Even a quick dance over to the New York City Public Health Inspection website, which carries (like most others) a record of two years in public health inspections notes that Butter, Merriman's alma mater kitchen, hasn't had the same kind of issues that Tilth and Branzino have had. So it's not like Merriman hasn't had an opportunity to know where to put the spoons after you finish using them, or what it takes to keep a sink stocked with clean hand-washing tools for her staff. Repeat offenses, to me, are an implication that she simply doesn't place a priority on the safety of the eatery's food.

And perhaps that's unfair. I know that if I tracked my own mistakes in a work environment over the last three years I'd be wondering what kind of slacker I actually am. However, when I screw up, it's a period out of place. When a chef screws up, it's a potentially dangerous health issue. I pay to have my food cooked well, and to have it cooked safely.

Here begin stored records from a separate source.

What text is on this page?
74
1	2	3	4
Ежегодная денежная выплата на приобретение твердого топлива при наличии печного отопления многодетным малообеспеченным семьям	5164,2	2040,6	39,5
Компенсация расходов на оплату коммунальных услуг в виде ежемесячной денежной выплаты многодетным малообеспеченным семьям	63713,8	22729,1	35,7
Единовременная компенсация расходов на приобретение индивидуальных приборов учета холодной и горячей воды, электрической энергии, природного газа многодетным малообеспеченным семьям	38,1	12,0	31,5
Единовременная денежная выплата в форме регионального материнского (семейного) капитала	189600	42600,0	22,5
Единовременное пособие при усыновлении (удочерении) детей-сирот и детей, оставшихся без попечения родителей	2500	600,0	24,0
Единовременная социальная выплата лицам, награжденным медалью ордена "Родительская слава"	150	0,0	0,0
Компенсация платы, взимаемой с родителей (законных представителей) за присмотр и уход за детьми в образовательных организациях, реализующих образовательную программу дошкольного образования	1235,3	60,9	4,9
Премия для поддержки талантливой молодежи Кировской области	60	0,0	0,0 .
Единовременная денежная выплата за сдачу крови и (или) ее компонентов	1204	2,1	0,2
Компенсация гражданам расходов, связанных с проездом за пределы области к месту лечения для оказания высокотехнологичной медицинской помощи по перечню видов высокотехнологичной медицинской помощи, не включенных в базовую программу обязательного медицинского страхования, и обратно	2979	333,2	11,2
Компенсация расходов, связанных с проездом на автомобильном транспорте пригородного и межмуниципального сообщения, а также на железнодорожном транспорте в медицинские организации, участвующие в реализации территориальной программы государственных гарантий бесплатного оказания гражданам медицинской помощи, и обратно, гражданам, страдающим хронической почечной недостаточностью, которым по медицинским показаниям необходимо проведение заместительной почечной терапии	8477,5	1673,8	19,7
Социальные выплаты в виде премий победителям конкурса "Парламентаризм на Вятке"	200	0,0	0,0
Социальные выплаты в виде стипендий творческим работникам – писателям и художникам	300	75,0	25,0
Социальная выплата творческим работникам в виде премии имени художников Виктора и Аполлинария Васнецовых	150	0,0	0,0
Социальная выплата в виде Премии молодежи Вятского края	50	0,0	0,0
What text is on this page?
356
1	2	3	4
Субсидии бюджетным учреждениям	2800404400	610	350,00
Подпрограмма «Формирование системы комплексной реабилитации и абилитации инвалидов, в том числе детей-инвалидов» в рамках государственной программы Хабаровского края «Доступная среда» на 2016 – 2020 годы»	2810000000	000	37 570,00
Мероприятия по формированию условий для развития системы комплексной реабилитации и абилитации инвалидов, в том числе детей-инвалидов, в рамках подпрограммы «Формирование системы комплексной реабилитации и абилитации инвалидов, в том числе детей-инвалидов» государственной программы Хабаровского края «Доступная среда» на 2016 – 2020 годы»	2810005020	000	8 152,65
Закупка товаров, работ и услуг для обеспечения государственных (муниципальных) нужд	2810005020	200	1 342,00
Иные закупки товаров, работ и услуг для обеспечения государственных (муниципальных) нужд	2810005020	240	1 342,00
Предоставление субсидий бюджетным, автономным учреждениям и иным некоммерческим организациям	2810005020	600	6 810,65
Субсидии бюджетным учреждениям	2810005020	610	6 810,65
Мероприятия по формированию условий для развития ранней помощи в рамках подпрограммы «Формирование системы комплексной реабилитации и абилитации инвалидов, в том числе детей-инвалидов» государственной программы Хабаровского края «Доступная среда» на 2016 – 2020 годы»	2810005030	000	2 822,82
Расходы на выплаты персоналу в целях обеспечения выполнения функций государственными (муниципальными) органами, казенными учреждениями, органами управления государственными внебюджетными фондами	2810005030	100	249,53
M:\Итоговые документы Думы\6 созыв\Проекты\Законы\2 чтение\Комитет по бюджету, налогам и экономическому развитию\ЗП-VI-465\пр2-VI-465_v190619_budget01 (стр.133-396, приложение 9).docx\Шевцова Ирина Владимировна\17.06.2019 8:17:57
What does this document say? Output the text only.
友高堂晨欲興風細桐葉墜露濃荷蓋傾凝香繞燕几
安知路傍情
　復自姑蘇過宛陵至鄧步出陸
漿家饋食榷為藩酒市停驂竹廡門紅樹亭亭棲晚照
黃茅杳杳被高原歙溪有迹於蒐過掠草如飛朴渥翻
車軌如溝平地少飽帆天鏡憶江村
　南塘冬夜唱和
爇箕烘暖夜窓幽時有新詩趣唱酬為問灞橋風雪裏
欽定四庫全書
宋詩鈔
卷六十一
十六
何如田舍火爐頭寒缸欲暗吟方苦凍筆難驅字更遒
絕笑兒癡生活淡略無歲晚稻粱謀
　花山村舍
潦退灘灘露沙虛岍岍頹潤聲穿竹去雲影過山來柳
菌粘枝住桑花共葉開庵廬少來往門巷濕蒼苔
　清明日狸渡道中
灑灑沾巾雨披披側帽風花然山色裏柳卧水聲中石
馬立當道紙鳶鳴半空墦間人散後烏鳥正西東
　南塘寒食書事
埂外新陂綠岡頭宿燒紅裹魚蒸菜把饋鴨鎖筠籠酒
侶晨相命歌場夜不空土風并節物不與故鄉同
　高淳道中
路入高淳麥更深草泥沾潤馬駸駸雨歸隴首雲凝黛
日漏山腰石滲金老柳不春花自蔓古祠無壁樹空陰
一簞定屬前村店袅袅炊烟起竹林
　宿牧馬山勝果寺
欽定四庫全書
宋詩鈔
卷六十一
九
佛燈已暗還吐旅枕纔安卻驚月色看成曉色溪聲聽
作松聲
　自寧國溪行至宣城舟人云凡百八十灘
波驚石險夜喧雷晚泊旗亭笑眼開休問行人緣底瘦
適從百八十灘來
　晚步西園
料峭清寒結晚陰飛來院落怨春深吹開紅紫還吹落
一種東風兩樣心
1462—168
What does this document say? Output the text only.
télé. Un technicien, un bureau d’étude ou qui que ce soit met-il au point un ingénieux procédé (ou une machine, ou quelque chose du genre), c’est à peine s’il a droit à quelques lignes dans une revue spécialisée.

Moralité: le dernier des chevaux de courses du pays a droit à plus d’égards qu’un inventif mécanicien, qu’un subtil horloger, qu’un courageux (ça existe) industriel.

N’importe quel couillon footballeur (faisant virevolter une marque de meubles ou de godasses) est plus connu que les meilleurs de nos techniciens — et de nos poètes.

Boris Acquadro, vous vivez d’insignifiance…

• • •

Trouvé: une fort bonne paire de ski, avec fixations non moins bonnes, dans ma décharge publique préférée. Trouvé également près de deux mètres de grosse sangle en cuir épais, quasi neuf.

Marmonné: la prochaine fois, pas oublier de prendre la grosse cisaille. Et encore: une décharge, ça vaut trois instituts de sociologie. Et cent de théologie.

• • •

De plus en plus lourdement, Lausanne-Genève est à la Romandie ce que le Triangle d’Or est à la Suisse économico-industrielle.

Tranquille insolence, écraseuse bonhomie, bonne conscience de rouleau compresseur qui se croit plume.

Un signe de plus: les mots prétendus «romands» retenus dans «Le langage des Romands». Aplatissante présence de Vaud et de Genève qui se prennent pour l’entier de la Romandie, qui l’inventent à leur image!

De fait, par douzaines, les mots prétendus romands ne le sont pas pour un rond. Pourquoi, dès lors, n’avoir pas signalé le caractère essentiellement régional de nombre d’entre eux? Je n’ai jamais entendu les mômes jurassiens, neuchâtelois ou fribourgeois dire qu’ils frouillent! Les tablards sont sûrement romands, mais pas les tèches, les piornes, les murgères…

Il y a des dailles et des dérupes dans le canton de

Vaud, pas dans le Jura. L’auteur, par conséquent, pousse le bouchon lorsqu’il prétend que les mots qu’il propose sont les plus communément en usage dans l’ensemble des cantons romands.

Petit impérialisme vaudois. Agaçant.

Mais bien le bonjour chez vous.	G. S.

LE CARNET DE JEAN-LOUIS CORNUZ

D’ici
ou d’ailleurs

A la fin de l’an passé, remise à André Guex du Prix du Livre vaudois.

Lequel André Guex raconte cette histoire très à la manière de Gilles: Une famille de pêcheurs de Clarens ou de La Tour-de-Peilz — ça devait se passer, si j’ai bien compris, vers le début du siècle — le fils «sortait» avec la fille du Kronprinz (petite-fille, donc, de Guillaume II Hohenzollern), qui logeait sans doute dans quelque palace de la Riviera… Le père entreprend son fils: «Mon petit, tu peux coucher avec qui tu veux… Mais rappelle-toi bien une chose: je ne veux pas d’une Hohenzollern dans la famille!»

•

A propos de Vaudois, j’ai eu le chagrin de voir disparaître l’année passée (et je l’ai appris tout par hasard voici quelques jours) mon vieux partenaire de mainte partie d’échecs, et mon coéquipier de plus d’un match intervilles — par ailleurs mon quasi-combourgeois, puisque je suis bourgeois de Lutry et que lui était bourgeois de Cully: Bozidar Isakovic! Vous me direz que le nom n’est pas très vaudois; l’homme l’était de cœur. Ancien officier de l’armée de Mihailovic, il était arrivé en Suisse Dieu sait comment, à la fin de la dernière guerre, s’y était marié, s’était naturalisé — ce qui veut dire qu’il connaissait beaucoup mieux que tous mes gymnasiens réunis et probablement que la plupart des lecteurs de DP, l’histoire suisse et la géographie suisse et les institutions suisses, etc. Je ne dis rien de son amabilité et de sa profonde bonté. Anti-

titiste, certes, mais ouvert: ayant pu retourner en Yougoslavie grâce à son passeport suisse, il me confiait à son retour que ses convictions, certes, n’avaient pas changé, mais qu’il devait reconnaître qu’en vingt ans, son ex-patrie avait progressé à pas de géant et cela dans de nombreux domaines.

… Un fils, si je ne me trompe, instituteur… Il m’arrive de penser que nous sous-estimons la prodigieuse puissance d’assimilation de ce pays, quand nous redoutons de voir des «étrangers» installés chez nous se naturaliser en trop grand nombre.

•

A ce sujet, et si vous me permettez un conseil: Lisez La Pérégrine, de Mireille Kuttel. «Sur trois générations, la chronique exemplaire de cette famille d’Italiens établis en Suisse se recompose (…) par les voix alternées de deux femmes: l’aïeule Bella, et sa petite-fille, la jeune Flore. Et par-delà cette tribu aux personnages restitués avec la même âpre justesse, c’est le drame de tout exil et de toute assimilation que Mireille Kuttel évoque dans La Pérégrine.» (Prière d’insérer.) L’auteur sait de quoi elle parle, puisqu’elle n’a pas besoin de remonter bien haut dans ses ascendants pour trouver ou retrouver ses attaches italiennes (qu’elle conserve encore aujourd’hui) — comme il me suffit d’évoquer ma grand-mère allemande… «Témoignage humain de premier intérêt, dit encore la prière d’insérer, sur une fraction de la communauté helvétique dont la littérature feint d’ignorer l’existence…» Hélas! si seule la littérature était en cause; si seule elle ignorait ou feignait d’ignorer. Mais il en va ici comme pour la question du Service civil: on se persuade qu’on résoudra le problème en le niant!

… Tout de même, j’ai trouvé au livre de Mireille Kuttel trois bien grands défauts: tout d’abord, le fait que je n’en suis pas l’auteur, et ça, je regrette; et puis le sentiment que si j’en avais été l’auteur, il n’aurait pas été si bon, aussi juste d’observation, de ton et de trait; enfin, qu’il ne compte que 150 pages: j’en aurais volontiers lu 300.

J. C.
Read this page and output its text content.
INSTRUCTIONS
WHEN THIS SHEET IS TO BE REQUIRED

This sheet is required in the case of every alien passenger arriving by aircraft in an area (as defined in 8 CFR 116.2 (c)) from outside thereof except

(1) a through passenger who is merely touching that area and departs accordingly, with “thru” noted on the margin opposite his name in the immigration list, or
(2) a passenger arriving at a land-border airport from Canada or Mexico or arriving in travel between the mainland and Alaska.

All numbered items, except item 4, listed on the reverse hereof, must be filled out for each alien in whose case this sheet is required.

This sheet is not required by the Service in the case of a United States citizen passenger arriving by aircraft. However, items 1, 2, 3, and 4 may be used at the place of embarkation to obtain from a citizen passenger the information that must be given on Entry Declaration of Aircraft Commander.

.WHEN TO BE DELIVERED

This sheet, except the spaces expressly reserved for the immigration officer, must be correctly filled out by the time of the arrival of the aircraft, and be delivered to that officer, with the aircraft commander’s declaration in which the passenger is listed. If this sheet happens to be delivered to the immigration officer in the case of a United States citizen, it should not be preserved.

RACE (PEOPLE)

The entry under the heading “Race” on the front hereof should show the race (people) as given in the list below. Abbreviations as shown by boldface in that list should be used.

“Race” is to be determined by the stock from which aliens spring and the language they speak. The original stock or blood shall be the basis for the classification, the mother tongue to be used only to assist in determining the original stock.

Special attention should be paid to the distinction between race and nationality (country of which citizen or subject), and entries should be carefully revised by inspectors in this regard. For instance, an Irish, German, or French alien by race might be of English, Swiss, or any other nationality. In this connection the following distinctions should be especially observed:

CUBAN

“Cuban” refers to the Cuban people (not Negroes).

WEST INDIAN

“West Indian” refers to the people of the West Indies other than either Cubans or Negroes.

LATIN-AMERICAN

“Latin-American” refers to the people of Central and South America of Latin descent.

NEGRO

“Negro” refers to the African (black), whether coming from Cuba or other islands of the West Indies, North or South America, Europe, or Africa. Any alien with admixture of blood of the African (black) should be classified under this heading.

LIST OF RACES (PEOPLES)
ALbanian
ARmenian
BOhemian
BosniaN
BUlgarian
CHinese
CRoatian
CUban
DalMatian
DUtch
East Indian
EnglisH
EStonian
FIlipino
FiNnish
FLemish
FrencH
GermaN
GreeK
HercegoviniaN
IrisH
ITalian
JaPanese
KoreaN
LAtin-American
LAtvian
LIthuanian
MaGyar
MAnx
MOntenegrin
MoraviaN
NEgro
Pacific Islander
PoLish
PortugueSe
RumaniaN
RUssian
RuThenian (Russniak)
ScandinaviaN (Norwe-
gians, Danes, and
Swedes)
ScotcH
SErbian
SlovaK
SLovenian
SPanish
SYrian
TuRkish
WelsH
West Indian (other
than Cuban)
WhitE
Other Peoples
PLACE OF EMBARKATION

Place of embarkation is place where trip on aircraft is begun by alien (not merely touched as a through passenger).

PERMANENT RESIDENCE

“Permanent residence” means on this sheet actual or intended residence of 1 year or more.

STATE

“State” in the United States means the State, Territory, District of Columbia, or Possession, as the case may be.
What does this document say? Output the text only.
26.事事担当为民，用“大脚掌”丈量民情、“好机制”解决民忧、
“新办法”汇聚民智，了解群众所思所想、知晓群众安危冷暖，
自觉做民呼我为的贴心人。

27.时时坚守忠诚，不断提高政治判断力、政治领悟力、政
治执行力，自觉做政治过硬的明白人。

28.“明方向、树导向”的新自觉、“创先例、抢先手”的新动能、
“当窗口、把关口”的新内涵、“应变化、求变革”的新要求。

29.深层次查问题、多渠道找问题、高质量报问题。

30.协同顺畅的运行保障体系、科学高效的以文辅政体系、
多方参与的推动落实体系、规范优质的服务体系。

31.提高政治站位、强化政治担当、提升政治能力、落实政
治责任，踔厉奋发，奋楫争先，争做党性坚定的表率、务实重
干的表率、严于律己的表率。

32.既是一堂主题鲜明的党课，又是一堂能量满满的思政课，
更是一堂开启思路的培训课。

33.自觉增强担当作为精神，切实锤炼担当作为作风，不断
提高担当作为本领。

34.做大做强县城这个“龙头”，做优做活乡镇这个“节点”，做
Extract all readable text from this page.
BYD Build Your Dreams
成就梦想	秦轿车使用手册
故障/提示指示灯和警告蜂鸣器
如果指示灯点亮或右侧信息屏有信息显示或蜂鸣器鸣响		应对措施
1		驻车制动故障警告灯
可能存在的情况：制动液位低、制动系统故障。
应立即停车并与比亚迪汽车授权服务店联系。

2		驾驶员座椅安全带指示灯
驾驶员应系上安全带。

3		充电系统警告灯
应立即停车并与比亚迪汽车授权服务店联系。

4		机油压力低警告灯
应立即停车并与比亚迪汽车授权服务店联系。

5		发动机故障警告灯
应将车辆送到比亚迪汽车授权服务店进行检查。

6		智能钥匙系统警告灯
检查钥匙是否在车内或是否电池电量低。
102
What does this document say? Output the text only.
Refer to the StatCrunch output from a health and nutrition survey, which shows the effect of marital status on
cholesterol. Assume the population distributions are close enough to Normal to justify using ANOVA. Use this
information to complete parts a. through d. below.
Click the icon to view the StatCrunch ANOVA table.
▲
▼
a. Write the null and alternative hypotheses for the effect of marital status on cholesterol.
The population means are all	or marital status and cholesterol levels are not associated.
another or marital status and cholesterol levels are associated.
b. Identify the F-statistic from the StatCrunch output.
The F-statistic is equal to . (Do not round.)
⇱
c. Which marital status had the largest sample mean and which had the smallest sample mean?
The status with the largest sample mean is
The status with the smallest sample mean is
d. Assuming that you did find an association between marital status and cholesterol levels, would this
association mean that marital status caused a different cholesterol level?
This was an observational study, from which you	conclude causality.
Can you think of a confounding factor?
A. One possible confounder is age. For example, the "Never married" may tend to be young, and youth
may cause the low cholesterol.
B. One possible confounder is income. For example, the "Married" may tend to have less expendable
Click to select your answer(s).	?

I also know that Tom Douglas is able to run multiple food establishments in the city of Seattle, none of which, in two years, have had a red critical violation or a citation above “you’re out of soap in this dispenser” - with Douglas rumored to drop everything and get the issue corrected before anything else happens in the kitchen (unconfirmed, but it might explain why I've seen him more than a bit huffily preoccupied at a local restaurant supply store, twice).

It’s not just attention to the food. It’s attention to your work environment. I know Bravo’s going to gloss over most of these things, but in the simplest of things that a public eatery MUST succeed at passing – a government inspection –Merriman has lost both my potential custom and my respect. Simply put, I'm afraid of eating her food for what it might contain, and I'm afraid of endorsing her business because she seems to operate outside of the legal requirements for her employees (which is like failing to learn why one should wash your hands). Getting a food handler's card is not terribly hard, and even the busiest kitchen staff should be able to find a test time within their schedule, so one wonders why Merriman's crews aren't doing it. If I have time next week, I might even do it just to see what it really takes. I'll even do it without studying.

But, in the meantime, I'll be watching Top Chef on Bravo and hurriedly collecting all the episodes I can on whatever service I can (Hulu, TiVo, YouTube, VCR, whatever) to keep up with my Seattle culinary crew. I have a feeling that Bravo's producers collected people from around the country with an intention to develop this season with strong, differing flavors and regionalcompetitions, to see how people shine. But to quote a friend who checked my reservations about Merriman before I published this article, "That's so very Seattle."

Indeed. I know. I'm whinily concerned. It is nigh on our city's pastime to analyze, bitch and then moan (sometimes in a reverse order) about someone else's efforts at artistry, talent, or skill. But I do take my art seriously; if art kills, or the culmination of that art makes someone very ill, it's not something I think should be celebrated and/or slid under the rug.

Regardless of whether Merriman or Leventhal win, or find themselves Top Chef of Season Six, the half-apathetic nature of the Seattle residents will find reservations and increased revenue of their respective businesses increase, regardless of their past, or their performance on the show, or how many people have mouth-induced orgasms over their food. Seattle loves our losers and our winners regardless; but we'll happily wave, and let the door hit you on the ass on the way out if you leave us.

As a side note, I am planning on working up pre-premiere bios of at least four of each of these folks prior to the release of the show, if only to give a bit of balanced coverage. Watch for future updates and/or snarkasaurus tracks.